Première publication le 6 octobre 2025 par l’AED
Le 25 octobre, les Ivoiriens choisiront leur nouveau président. Une échéance sous haute tension car la population redoute de subir des scènes de violence comme en 2010 lors de la précédente élection.

À l’approche du scrutin présidentiel du 25 octobre, la Côte d’Ivoire retient son souffle. Dix ans après les affrontements meurtriers qui avaient suivi la dernière élection, la crainte d’un nouveau déchaînement de violence plane sur le pays. « Tout le monde est apeuré car nous n’avons pas envie de revivre le même scénario », confie Traoré, un séminariste ivoirien. En 2000, le pays s’enfonce dans une crise politico-militaire qui va s’étendre pendant plusieurs années. Deux ans plus tard, une guerre civile éclate, coupant le territoire en deux jusqu’en 2007. Aucune élection présidentielle ne sera organisée jusqu’en 2010. Cette année-là, Laurent Gbagbo refuse de céder le pouvoir à Alassane Ouattara, provoquant une grave crise post-électorale faisant plus de 3 000 morts. Pourtant, la Côte d’Ivoire a connu une période de stabilité politique et de forte croissance économique après son indépendance en 1960. Mais la situation a commencé à se dégrader à la fin des années 1990 et la mort du président Félix Houphouët-Boigny.
Début juin, quatre figures majeures de l’opposition ont été exclues de la liste électorale. Parmi elles, Tidjane Thiam, président du Parti démocratique de Côte d’Ivoire — principale formation d’opposition — a été radié à la suite d’une décision de justice, celle-ci ayant établi qu’il ne détenait pas la nationalité ivoirienne au moment de son inscription. L’ancien président Laurent Gbagbo, son ex-bras droit Charles Blé Goudé, ainsi que l’ancien Premier ministre Guillaume Soro, actuellement en exil, ont également été écartés en raison de condamnations judiciaires. « On ne nous laisse pas choisir librement notre candidat », s’agace Aka Raymond, un sexagénaire vivant à Korhogo au nord du pays. Selon lui, même si la situation préoccupe les gens, il est difficile de « parler de politique et de critiquer le pouvoir actuel car on risque d’être interpellé et de finir en prison ».
40% de chrétiens en Côte d’Ivoire
La politique n’est pas quelque chose qui unit les Ivoiriens, bien au contraire.
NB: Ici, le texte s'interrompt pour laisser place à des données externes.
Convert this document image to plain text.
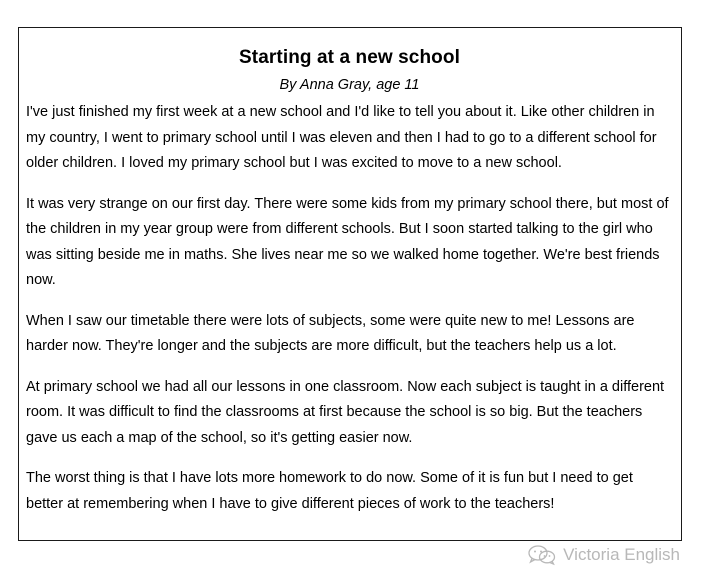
Starting at a new school
By Anna Gray, age 11

I've just finished my first week at a new school and I'd like to tell you about it. Like other children in my country, I went to primary school until I was eleven and then I had to go to a different school for older children. I loved my primary school but I was excited to move to a new school.

It was very strange on our first day. There were some kids from my primary school there, but most of the children in my year group were from different schools. But I soon started talking to the girl who was sitting beside me in maths. She lives near me so we walked home together. We're best friends now.

When I saw our timetable there were lots of subjects, some were quite new to me! Lessons are harder now. They're longer and the subjects are more difficult, but the teachers help us a lot.

At primary school we had all our lessons in one classroom. Now each subject is taught in a different room. It was difficult to find the classrooms at first because the school is so big. But the teachers gave us each a map of the school, so it's getting easier now.

The worst thing is that I have lots more homework to do now. Some of it is fun but I need to get better at remembering when I have to give different pieces of work to the teachers!

Victoria English
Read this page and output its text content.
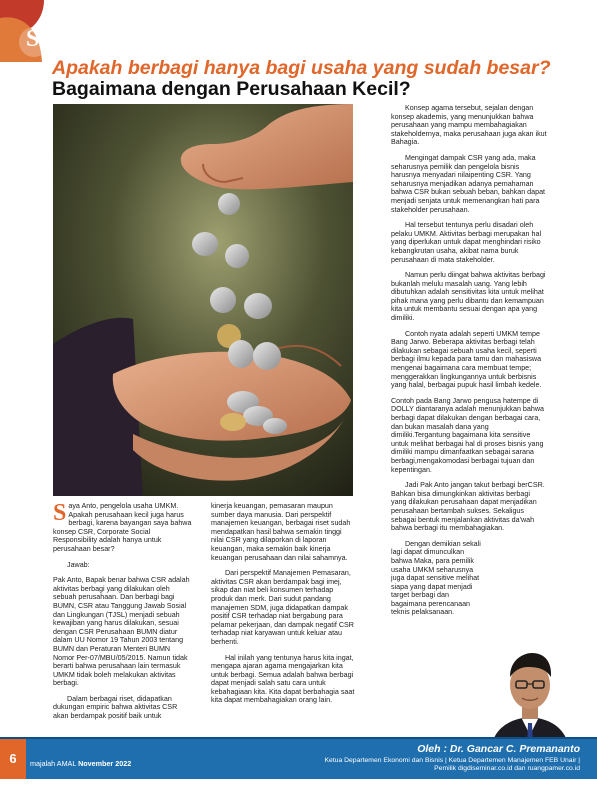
S
Apakah berbagi hanya bagi usaha yang sudah besar?
Bagaimana dengan Perusahaan Kecil?

Saya Anto, pengelola usaha UMKM. Apakah perusahaan kecil juga harus berbagi, karena bayangan saya bahwa konsep CSR, Corporate Social Responsibility adalah hanya untuk perusahaan besar?

Jawab:

Pak Anto, Bapak benar bahwa CSR adalah aktivitas berbagi yang dilakukan oleh sebuah perusahaan. Dan berbagi bagi BUMN, CSR atau Tanggung Jawab Sosial dan Lingkungan (TJSL) menjadi sebuah kewajiban yang harus dilakukan, sesuai dengan CSR Perusahaan BUMN diatur dalam UU Nomor 19 Tahun 2003 tentang BUMN dan Peraturan Menteri BUMN Nomor Per-07/MBU/05/2015. Namun tidak berarti bahwa perusahaan lain termasuk UMKM tidak boleh melakukan aktivitas berbagi.

Dalam berbagai riset, didapatkan dukungan empiric bahwa aktivitas CSR akan berdampak positif baik untuk

kinerja keuangan, pemasaran maupun sumber daya manusia. Dari perspektif manajemen keuangan, berbagai riset sudah mendapatkan hasil bahwa semakin tinggi nilai CSR yang dilaporkan di laporan keuangan, maka semakin baik kinerja keuangan perusahaan dan nilai sahamnya.

Dari perspektif Manajemen Pemasaran, aktivitas CSR akan berdampak bagi imej, sikap dan niat beli konsumen terhadap produk dan merk. Dari sudut pandang manajemen SDM, juga didapatkan dampak positif CSR terhadap niat bergabung para pelamar pekerjaan, dan dampak negatif CSR terhadap niat karyawan untuk keluar atau berhenti.

Hal inilah yang tentunya harus kita ingat, mengapa ajaran agama mengajarkan kita untuk berbagi. Semua adalah bahwa berbagi dapat menjadi salah satu cara untuk kebahagiaan kita. Kita dapat berbahagia saat kita dapat membahagiakan orang lain.

Konsep agama tersebut, sejalan dengan konsep akademis, yang menunjukkan bahwa perusahaan yang mampu membahagiakan stakeholdernya, maka perusahaan juga akan ikut Bahagia.

Mengingat dampak CSR yang ada, maka seharusnya pemilik dan pengelola bisnis harusnya menyadari nilaipenting CSR. Yang seharusnya menjadikan adanya pemahaman bahwa CSR bukan sebuah beban, bahkan dapat menjadi senjata untuk memenangkan hati para stakeholder perusahaan.

Hal tersebut tentunya perlu disadari oleh pelaku UMKM. Aktivitas berbagi merupakan hal yang diperlukan untuk dapat menghindari risiko kebangkrutan usaha, akibat nama buruk perusahaan di mata stakeholder.

Namun perlu diingat bahwa aktivitas berbagi bukanlah melulu masalah uang. Yang lebih dibutuhkan adalah sensitivitas kita untuk melihat pihak mana yang perlu dibantu dan kemampuan kita untuk membantu sesuai dengan apa yang dimiliki.

Contoh nyata adalah seperti UMKM tempe Bang Jarwo. Beberapa aktivitas berbagi telah dilakukan sebagai sebuah usaha kecil, seperti berbagi ilmu kepada para tamu dan mahasiswa mengenai bagaimana cara membuat tempe; menggerakkan lingkungannya untuk berbisnis yang halal, berbagai pupuk hasil limbah kedele.

Contoh pada Bang Jarwo pengusa hatempe di DOLLY diantaranya adalah menunjukkan bahwa berbagi dapat dilakukan dengan berbagai cara, dan bukan masalah dana yang dimiliki.Tergantung bagaimana kita sensitive untuk melihat berbagai hal di proses bisnis yang dimiliki mampu dimanfaatkan sebagai sarana berbagi,mengakomodasi berbagai tujuan dan kepentingan.

Jadi Pak Anto jangan takut berbagi berCSR. Bahkan bisa dimungkinkan aktivitas berbagi yang dilakukan perusahaan dapat menjadikan perusahaan bertambah sukses. Sekaligus sebagai bentuk menjalankan aktivitas da'wah bahwa berbagi itu membahagiakan.

Dengan demikian sekali lagi dapat dimunculkan bahwa Maka, para pemilik usaha UMKM seharusnya juga dapat sensitive melihat siapa yang dapat menjadi target berbagi dan bagaimana perencanaan teknis pelaksanaan.

6	majalah AMAL November 2022
Oleh : Dr. Gancar C. Premananto
Ketua Departemen Ekonomi dan Bisnis | Ketua Departemen Manajemen FEB Unair |
Pemilik digdiseminar.co.id dan ruangpamer.co.id
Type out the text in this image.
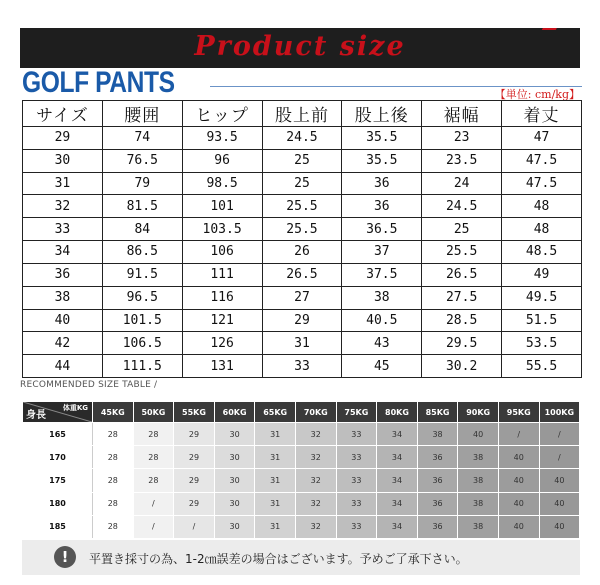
Product size
GOLF PANTS	【単位: cm/kg】
サイズ	腰囲	ヒップ	股上前	股上後	裾幅	着丈
29	74	93.5	24.5	35.5	23	47
30	76.5	96	25	35.5	23.5	47.5
31	79	98.5	25	36	24	47.5
32	81.5	101	25.5	36	24.5	48
33	84	103.5	25.5	36.5	25	48
34	86.5	106	26	37	25.5	48.5
36	91.5	111	26.5	37.5	26.5	49
38	96.5	116	27	38	27.5	49.5
40	101.5	121	29	40.5	28.5	51.5
42	106.5	126	31	43	29.5	53.5
44	111.5	131	33	45	30.2	55.5
RECOMMENDED SIZE TABLE /
体重KG
身長	45KG	50KG	55KG	60KG	65KG	70KG	75KG	80KG	85KG	90KG	95KG	100KG
165	28	28	29	30	31	32	33	34	38	40	/	/
170	28	28	29	30	31	32	33	34	36	38	40	/
175	28	28	29	30	31	32	33	34	36	38	40	40
180	28	/	29	30	31	32	33	34	36	38	40	40
185	28	/	/	30	31	32	33	34	36	38	40	40
!	平置き採寸の為、1-2㎝誤差の場合はございます。予めご了承下さい。
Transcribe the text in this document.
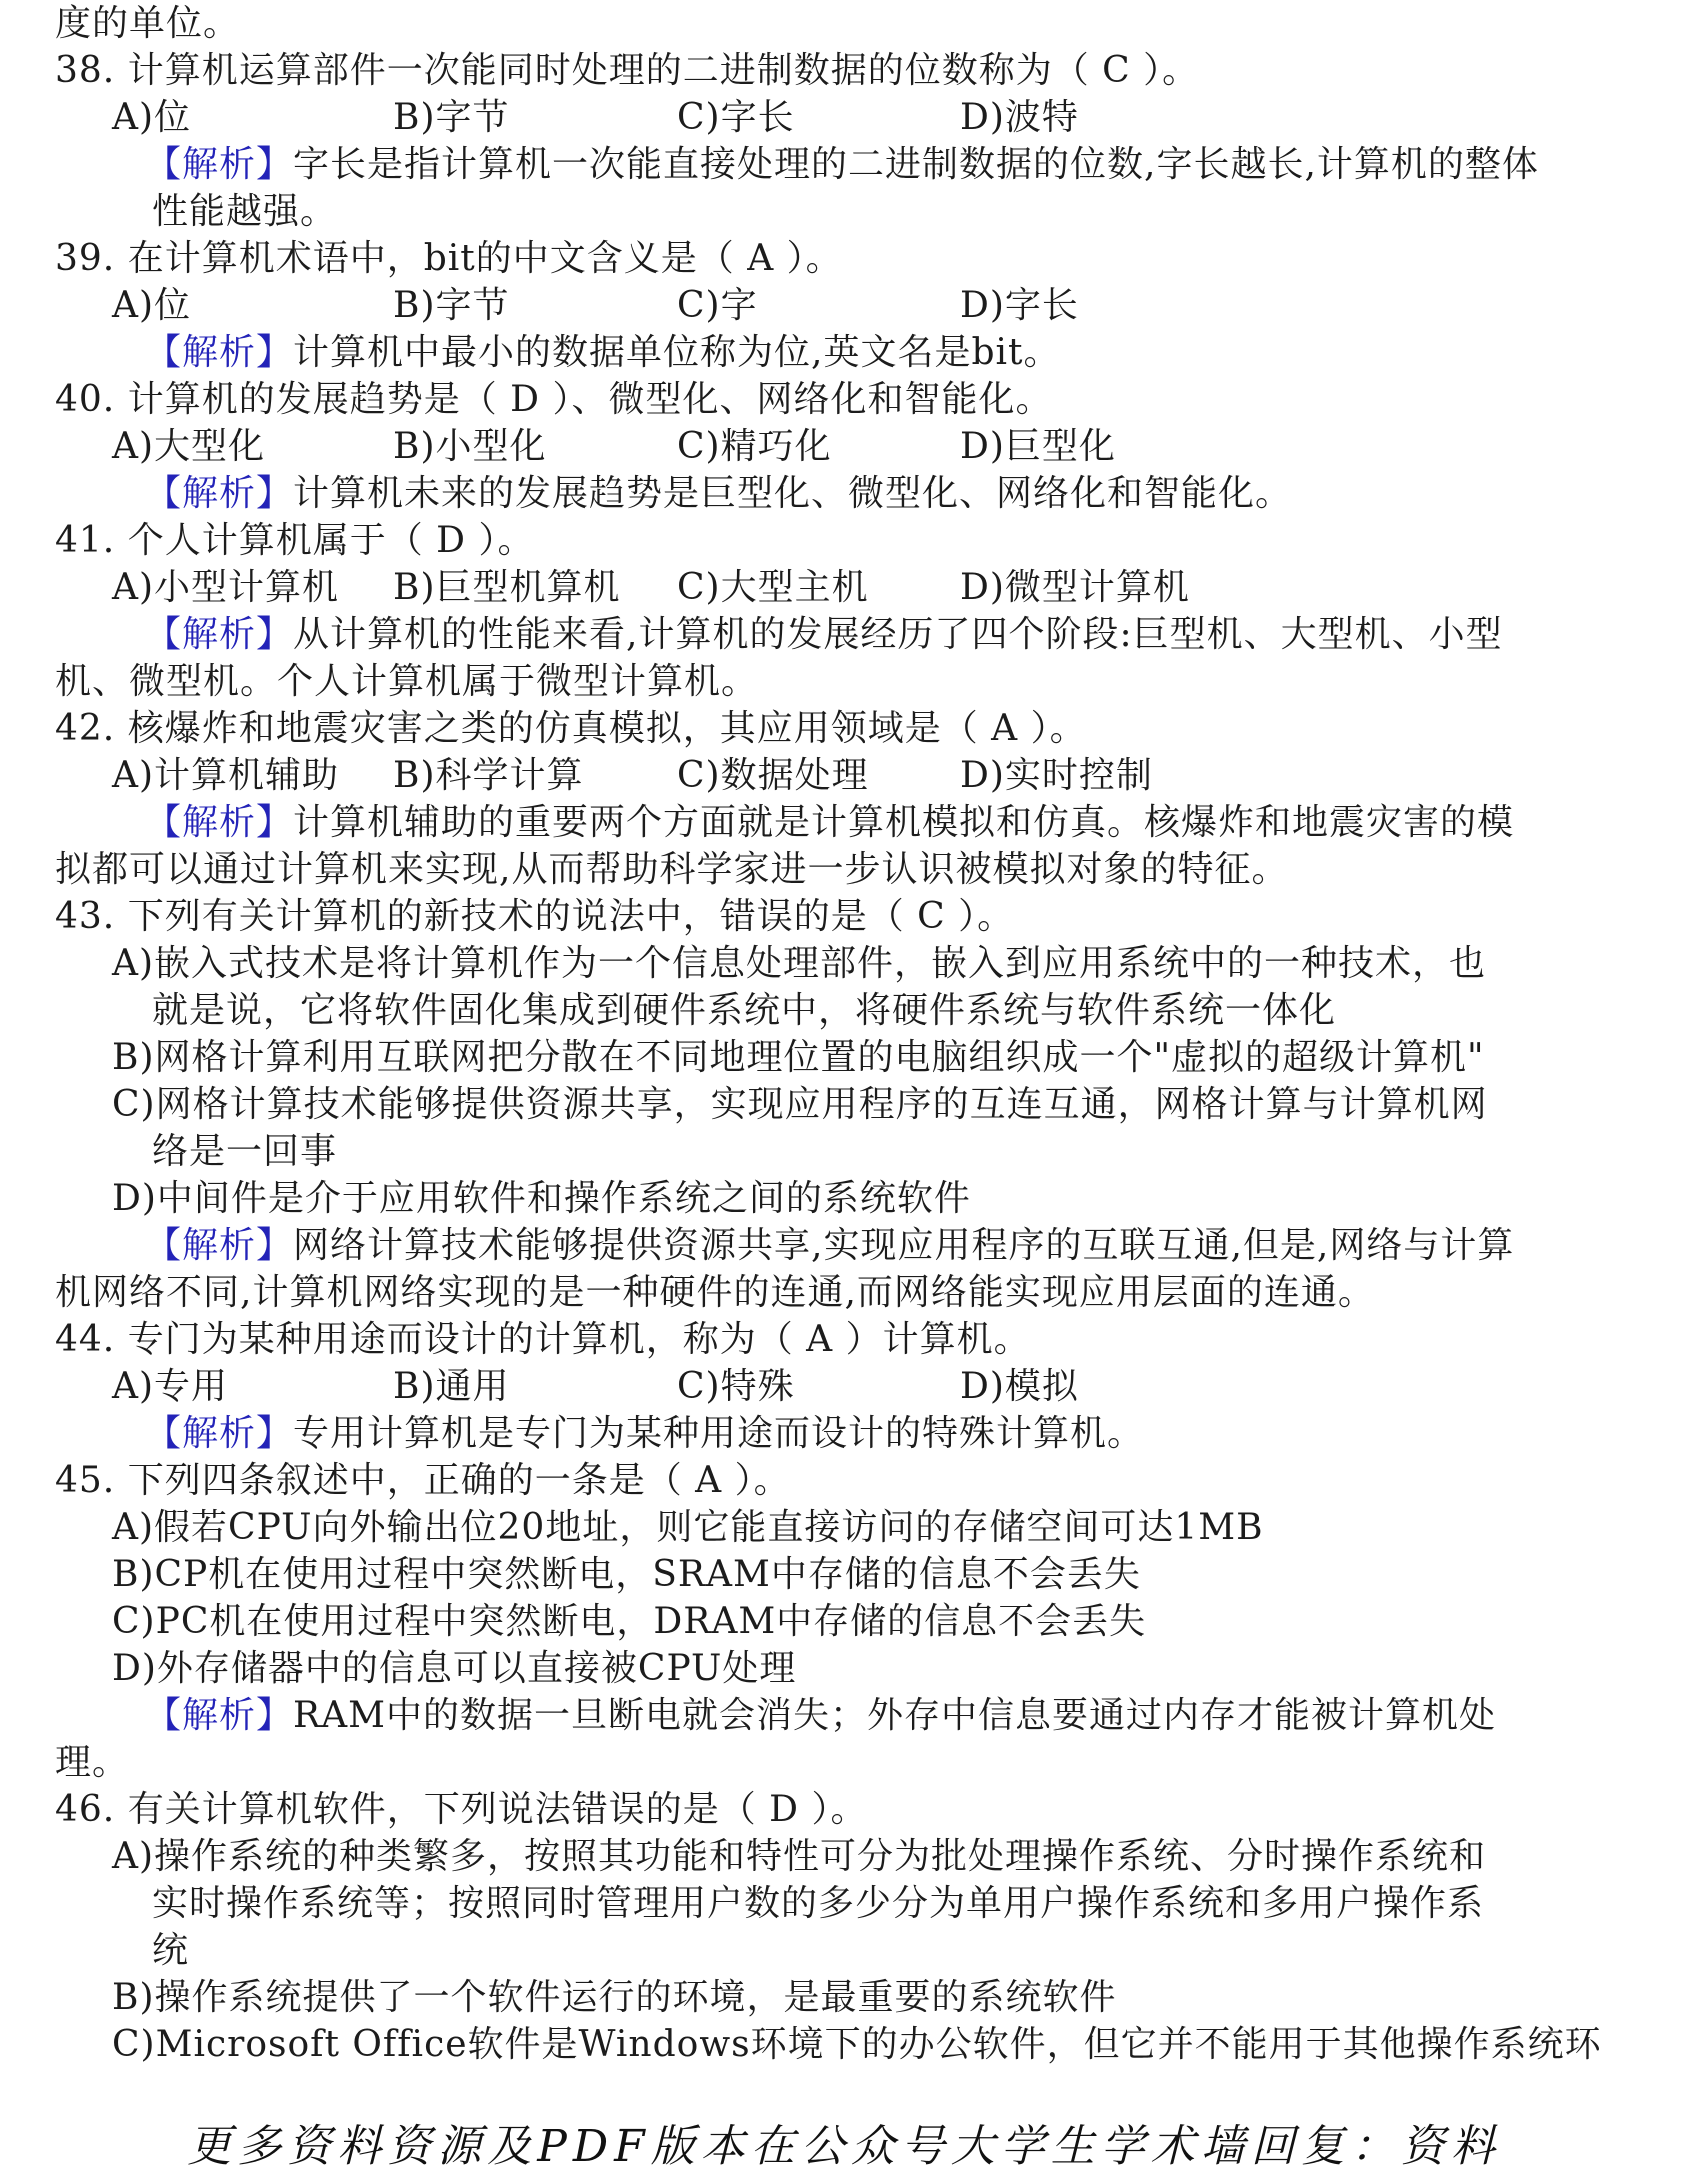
度的单位。
38. 计算机运算部件一次能同时处理的二进制数据的位数称为（ C ）。
A)位	B)字节	C)字长	D)波特
【解析】字长是指计算机一次能直接处理的二进制数据的位数,字长越长,计算机的整体
性能越强。
39. 在计算机术语中，bit的中文含义是（ A ）。
A)位	B)字节	C)字	D)字长
【解析】计算机中最小的数据单位称为位,英文名是bit。
40. 计算机的发展趋势是（ D ）、微型化、网络化和智能化。
A)大型化	B)小型化	C)精巧化	D)巨型化
【解析】计算机未来的发展趋势是巨型化、微型化、网络化和智能化。
41. 个人计算机属于（ D ）。
A)小型计算机 B)巨型机算机 C)大型主机	D)微型计算机
【解析】从计算机的性能来看,计算机的发展经历了四个阶段:巨型机、大型机、小型
机、微型机。个人计算机属于微型计算机。
42. 核爆炸和地震灾害之类的仿真模拟，其应用领域是（ A ）。
A)计算机辅助 B)科学计算	C)数据处理	D)实时控制
【解析】计算机辅助的重要两个方面就是计算机模拟和仿真。核爆炸和地震灾害的模
拟都可以通过计算机来实现,从而帮助科学家进一步认识被模拟对象的特征。
43. 下列有关计算机的新技术的说法中，错误的是（ C ）。
A)嵌入式技术是将计算机作为一个信息处理部件，嵌入到应用系统中的一种技术，也
就是说，它将软件固化集成到硬件系统中，将硬件系统与软件系统一体化
B)网格计算利用互联网把分散在不同地理位置的电脑组织成一个"虚拟的超级计算机"
C)网格计算技术能够提供资源共享，实现应用程序的互连互通，网格计算与计算机网
络是一回事
D)中间件是介于应用软件和操作系统之间的系统软件
【解析】网络计算技术能够提供资源共享,实现应用程序的互联互通,但是,网络与计算
机网络不同,计算机网络实现的是一种硬件的连通,而网络能实现应用层面的连通。
44. 专门为某种用途而设计的计算机，称为（ A ）计算机。
A)专用	B)通用	C)特殊	D)模拟
【解析】专用计算机是专门为某种用途而设计的特殊计算机。
45. 下列四条叙述中，正确的一条是（ A ）。
A)假若CPU向外输出位20地址，则它能直接访问的存储空间可达1MB
B)CP机在使用过程中突然断电，SRAM中存储的信息不会丢失
C)PC机在使用过程中突然断电，DRAM中存储的信息不会丢失
D)外存储器中的信息可以直接被CPU处理
【解析】RAM中的数据一旦断电就会消失；外存中信息要通过内存才能被计算机处
理。
46. 有关计算机软件，下列说法错误的是（ D ）。
A)操作系统的种类繁多，按照其功能和特性可分为批处理操作系统、分时操作系统和
实时操作系统等；按照同时管理用户数的多少分为单用户操作系统和多用户操作系
统
B)操作系统提供了一个软件运行的环境，是最重要的系统软件
C)Microsoft Office软件是Windows环境下的办公软件，但它并不能用于其他操作系统环
更多资料资源及PDF版本在公众号大学生学术墙回复：资料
La Côte d’Ivoire compte 29 millions d’habitants et est composée d’environ 60 groupes ethniques différents. On recense 40% de chrétiens, dont 17% de catholiques, et 43% de musulmans. Les candidats sont donc davantage des hommes représentant une région ou une ethnie avant d’être les porteurs d’un projet pour le pays. Les Ivoiriens ne trouvent pas d’entente sur le plan politique, mais ils ont des atouts pour refonder une société harmonieuse. En particulier leur tradition d’entente interreligieuse.
Tous ceux que l’AED a interrogés sont catégoriques : les chrétiens ne sont pas discriminés et les deux religions monothéistes cohabitent en paix. « Nous avons des relations très apaisées », assure sœur Véronique, religieuse française membre de la congrégation de La Xavière installée dans le pays africain depuis plusieurs années. « Il n’est pas rare de voir au sein d’une même famille des chrétiens et des musulmans sans que cela ne pose problème ! », ajoute-elle.
Cette bonne entente est attribuée à un État laïc qui ne favorise pas une religion plus qu’une autre et aux leaders religieux appelant à s’ouvrir à leurs frères. « La conférence des évêques catholiques a fondé un organe multiconfessionnel pour réfléchir sur l’interreligieux », souligne le séminariste. Cela se traduit par un échange culturel. Par exemple, les chrétiens sont conviés à la rupture du jeûne et les musulmans à Pâques.
Cette force, les chrétiens s’en servent pour sensibiliser les fidèles à la paix surtout à l’approche de la présidentielle. « À chaque messe, le prêtre parle de la paix, il demande aux jeunes de ne pas suivre les leaders politiques et de ne pas se laisser tenter par la violence », rapporte Aka Raymond. La Conférence épiscopale de Côte d’Ivoire a, de son côté, exhorté les jeunes « à croire en la paix et à rejeter toute forme de manipulation ». Les évêques ont lancé un appel solennel à tous les habitants du pays à être « des artisans de paix, à rejeter les discours de haine, et à s’éduquer à la fraternité ».